19. MICROSCOPIC ANALYSIS OF STENT
Stents need to maintain the highest quality standards so we
analysis of stent on electron microscope,
• Spot inspection
• Check Defects in stent after Laser Cutting.
• See Geometry of Thread of stent.

20. PASSIVATION
• Passivation is carried out by dipping the stent materials in a solution containing 25%
(v/v) concentrated HNO3 and deionizer water (balance) for30 minutes [135]. Nitinol
stent can be passivated by using nitric acid solution. The passivation treatment reduces
the content of Ni or NiO and increases the surface withTiO2 content which improves
the corrosion behavior of the materials.
•Passivation treatment is important to improve the corrosion resistance of the
materials

21. DRUG COATING
•It is the main additional property usually added to stents in the current clinic
practice.
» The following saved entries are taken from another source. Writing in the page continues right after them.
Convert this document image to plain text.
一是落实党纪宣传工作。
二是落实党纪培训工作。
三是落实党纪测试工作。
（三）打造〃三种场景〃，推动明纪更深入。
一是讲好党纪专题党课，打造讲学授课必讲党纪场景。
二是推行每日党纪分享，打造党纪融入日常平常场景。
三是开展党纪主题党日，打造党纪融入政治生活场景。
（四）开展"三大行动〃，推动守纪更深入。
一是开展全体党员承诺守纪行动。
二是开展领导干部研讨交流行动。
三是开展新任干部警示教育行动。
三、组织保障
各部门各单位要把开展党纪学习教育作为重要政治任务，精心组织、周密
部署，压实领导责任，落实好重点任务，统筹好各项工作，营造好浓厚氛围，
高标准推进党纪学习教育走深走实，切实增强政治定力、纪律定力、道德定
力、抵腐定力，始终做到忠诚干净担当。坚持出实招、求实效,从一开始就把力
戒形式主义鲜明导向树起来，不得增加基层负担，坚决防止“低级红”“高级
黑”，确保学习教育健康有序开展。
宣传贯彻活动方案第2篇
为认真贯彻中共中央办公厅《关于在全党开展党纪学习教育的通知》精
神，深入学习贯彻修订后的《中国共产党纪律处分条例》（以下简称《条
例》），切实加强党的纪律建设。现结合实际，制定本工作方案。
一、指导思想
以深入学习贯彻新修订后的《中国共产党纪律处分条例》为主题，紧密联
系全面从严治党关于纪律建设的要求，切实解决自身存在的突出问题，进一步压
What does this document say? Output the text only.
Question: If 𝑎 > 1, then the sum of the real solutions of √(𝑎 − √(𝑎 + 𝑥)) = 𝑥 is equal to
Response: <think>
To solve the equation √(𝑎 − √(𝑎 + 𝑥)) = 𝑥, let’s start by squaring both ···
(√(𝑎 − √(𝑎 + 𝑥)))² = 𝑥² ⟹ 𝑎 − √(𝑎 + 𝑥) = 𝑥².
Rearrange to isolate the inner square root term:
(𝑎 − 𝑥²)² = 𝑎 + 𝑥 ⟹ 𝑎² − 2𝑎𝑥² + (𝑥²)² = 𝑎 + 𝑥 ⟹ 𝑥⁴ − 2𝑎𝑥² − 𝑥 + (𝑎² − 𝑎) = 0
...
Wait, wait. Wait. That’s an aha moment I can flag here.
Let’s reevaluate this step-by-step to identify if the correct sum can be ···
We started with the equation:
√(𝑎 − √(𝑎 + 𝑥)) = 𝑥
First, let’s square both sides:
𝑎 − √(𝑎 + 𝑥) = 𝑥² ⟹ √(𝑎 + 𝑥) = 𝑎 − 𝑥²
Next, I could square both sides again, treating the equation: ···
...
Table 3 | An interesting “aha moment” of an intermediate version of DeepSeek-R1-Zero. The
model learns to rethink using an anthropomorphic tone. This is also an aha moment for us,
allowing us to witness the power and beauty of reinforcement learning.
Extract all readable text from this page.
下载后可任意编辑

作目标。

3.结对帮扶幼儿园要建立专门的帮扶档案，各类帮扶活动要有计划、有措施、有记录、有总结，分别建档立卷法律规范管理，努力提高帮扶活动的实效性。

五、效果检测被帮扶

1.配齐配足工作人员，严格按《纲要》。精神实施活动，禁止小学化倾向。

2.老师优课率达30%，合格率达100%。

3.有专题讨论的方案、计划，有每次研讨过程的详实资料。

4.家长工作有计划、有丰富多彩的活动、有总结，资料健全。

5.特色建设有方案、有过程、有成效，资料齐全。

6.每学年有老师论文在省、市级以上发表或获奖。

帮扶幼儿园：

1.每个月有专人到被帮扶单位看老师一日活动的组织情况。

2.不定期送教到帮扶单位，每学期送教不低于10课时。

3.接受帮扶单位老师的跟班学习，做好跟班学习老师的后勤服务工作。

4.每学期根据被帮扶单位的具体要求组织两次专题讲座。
The main stent currently used in clinic is DES. There are a variety of
coating techniques to incorporate drugs to the stent
•Coating by submerging the stent in a solution of drug and/or polymer in a
solvent. The stent is then left to dry, allowing for evaporation, in the air/oven. In
this technique the drug/polymer can vary their concentration and/or their
homogeneity

22. CONCLUSION
The design and development of Metal stents have led to the revolution toward true
biological solutions. The artery needs a mechanical support for its healing and
remodeling that is provided by the Metal stents for over a period of time up to its
complete cure. Stainless steel is considered as the elements for such applications as its
mechanical properties and biocompatibility in human body possess ultimate assets for
the application of stents in load bearing. The results of implantation of all the Metal
stents including SS316L, iron, and magnesium demonstrate that even though the
degradation rate of these stents is yet to be modified, the simulation and FEA analysis
performed on its modeled structure of these materials have the adequate strength to
withstand the load that is dispersed on its walls, which is a major setback leading to a
clear obstruction in the development of alternative material like polymer.